Effects of magnetic flux in a loop formed by an s-wave superconductor and an $\mathrm{s_{\pm}}$ superconductor

Identifying the correct order parameter structure of the iron based superconductors will provide insight into the pairing mechanism in these materials. Due to the multi-orbital band structure of these materials and the proximity of the superconducting phase to an anti-ferromagnetic phase, most theories favor magnetic fluctuations as the pairing mechanism and an order parameter with the so-called $\mathrm{s_{\pm}}$ symmetry. However, it is experimentally challenging to distinguish the $\mathrm{s_{\pm}}$ symmetry from conventional s-wave symmetry; thus, the $\mathrm{s_{\pm}}$ structure remains unconfirmed.
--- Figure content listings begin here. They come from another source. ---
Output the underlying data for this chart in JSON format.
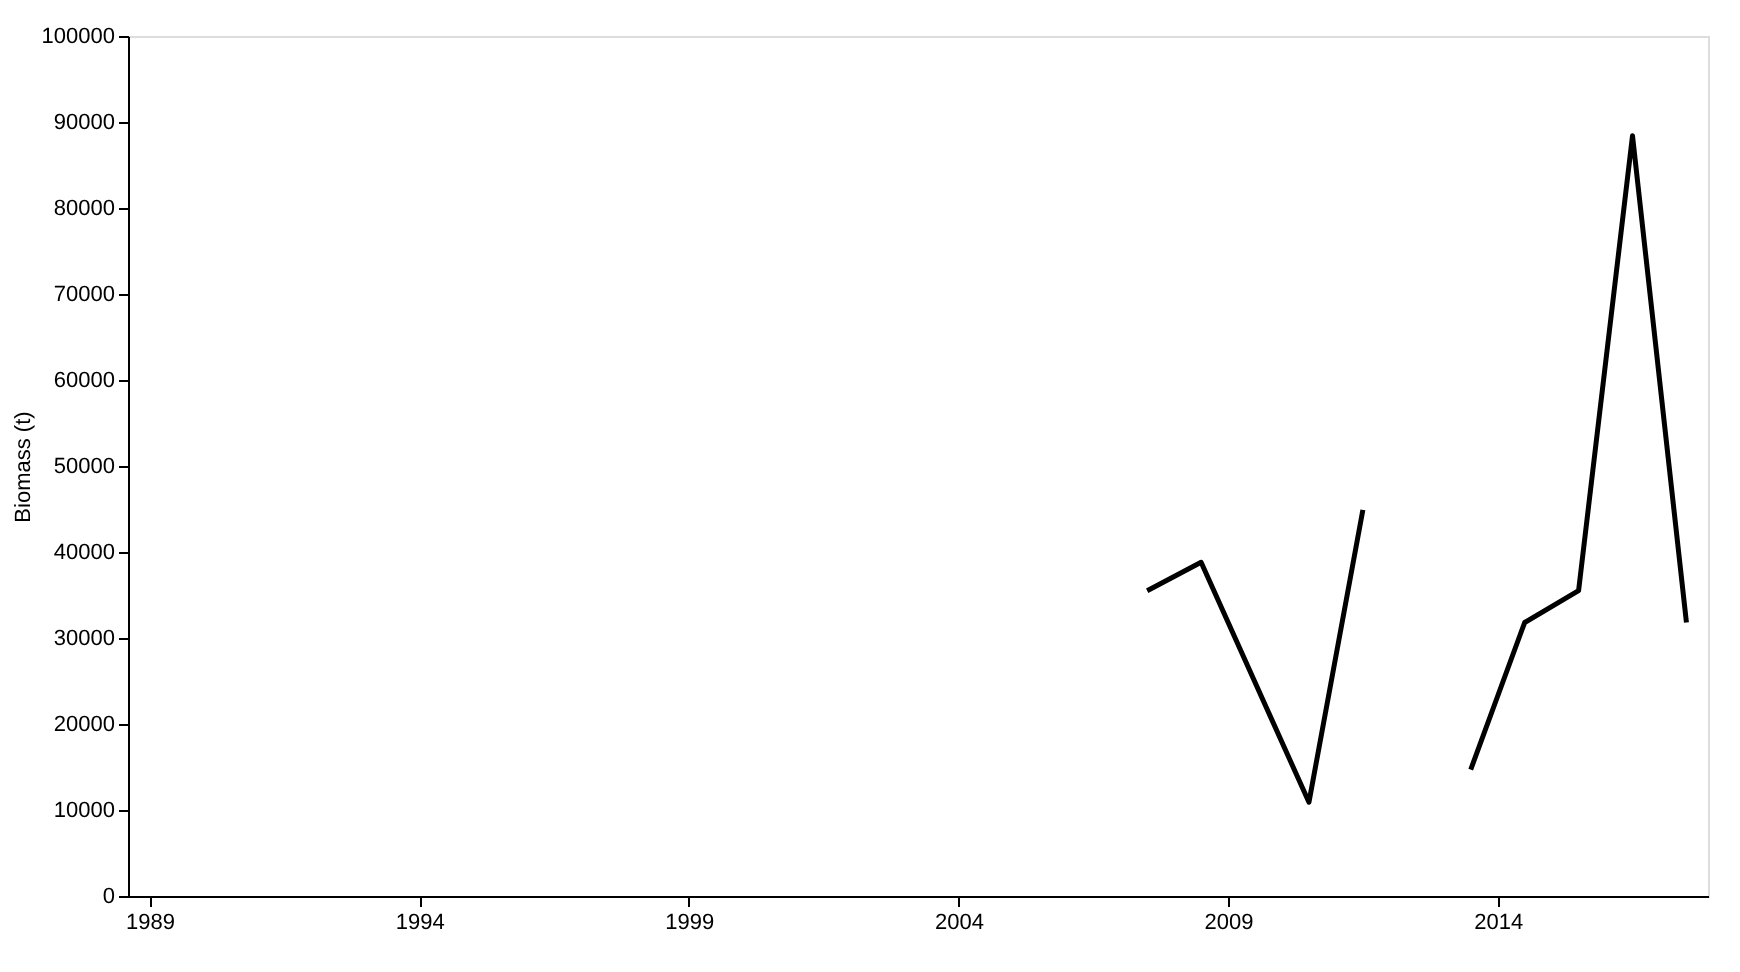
{
  "chart_data": {
    "type": "line",
    "ylabel": "Biomass (t)",
    "x": [
      2007.5,
      2008.5,
      2010.5,
      2011.5,
      2012.5,
      2013.5,
      2014.5,
      2015.5,
      2016.5,
      2017.5
    ],
    "series": [
      {
        "color": "#000000",
        "values": [
          35500,
          38800,
          10900,
          44900,
          null,
          14700,
          31800,
          35500,
          88400,
          31800
        ]
      }
    ],
    "xlim": [
      1988.6,
      2017.9
    ],
    "xticks": [
      1989,
      1994,
      1999,
      2004,
      2009,
      2014
    ],
    "ylim": [
      0,
      100000
    ],
    "yticks": [
      0,
      10000,
      20000,
      30000,
      40000,
      50000,
      60000,
      70000,
      80000,
      90000,
      100000
    ],
    "grid": false,
    "legend": false,
    "marker": "none",
    "line_style": "solid"
  }
}
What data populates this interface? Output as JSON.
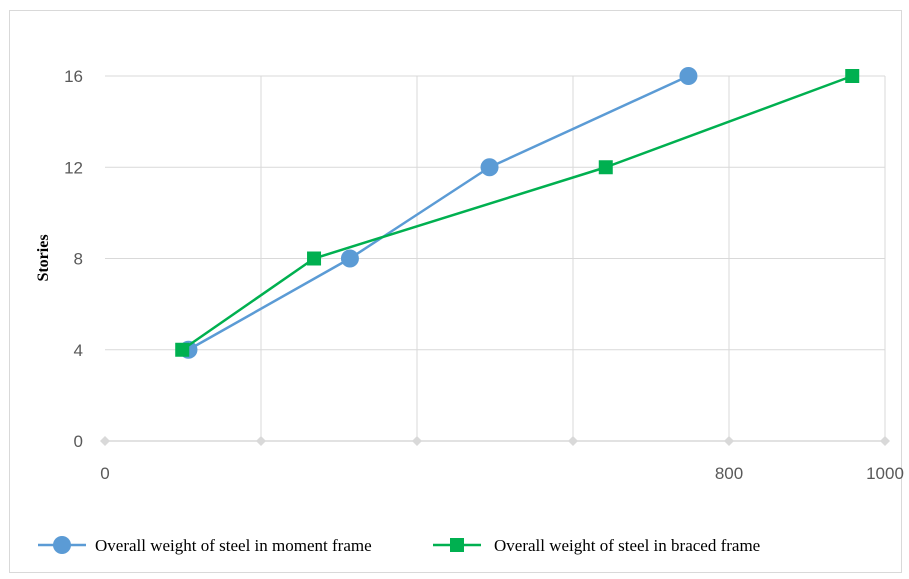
{
  "chart_data": {
    "type": "line",
    "title": "",
    "xlabel": "",
    "ylabel": "Stories",
    "xlim": [
      0,
      1000
    ],
    "ylim": [
      0,
      16
    ],
    "x_tick_labels": [
      {
        "value": 0,
        "label": "0"
      },
      {
        "value": 800,
        "label": "800"
      },
      {
        "value": 1000,
        "label": "1000"
      }
    ],
    "x_minor_ticks": [
      200,
      400,
      600
    ],
    "y_ticks": [
      0,
      4,
      8,
      12,
      16
    ],
    "grid": true,
    "legend_position": "bottom",
    "series": [
      {
        "name": "Overall weight of steel in moment frame",
        "color": "#5b9bd5",
        "marker": "circle",
        "points": [
          {
            "x": 107,
            "y": 4
          },
          {
            "x": 314,
            "y": 8
          },
          {
            "x": 493,
            "y": 12
          },
          {
            "x": 748,
            "y": 16
          }
        ]
      },
      {
        "name": "Overall weight of steel in braced frame",
        "color": "#00b050",
        "marker": "square",
        "points": [
          {
            "x": 99,
            "y": 4
          },
          {
            "x": 268,
            "y": 8
          },
          {
            "x": 642,
            "y": 12
          },
          {
            "x": 958,
            "y": 16
          }
        ]
      }
    ]
  }
}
In 2010, Chen \textit{et al} showed evidence of integer and half integer flux quantum transitions in an $\mathrm{Nb}$-$\mathrm{NdFeAsO_{0.88}F_{0.12}}$ loop excited by electromagnetic pulses [1]. We present a theoretical study of the effects of magnetic flux in a superconducting s/$\mathrm{s_{\pm}}$ loop inspired by these results. Our findings are in agreement with preliminary results of a phenomenological Ginzburg Landau model [2], and help clarify the relation between the transitions observed in the experiment and the $\mathrm{s_{\pm}}$ symmetry.\\[4pt] [1] C.-T. Chen \textit{et al}, Nature Physics 6, 260 (2010).\\[0pt] [2] Berg, Lindner, Pereg-Barnea, Phys. Rev. Lett. 106, 1470.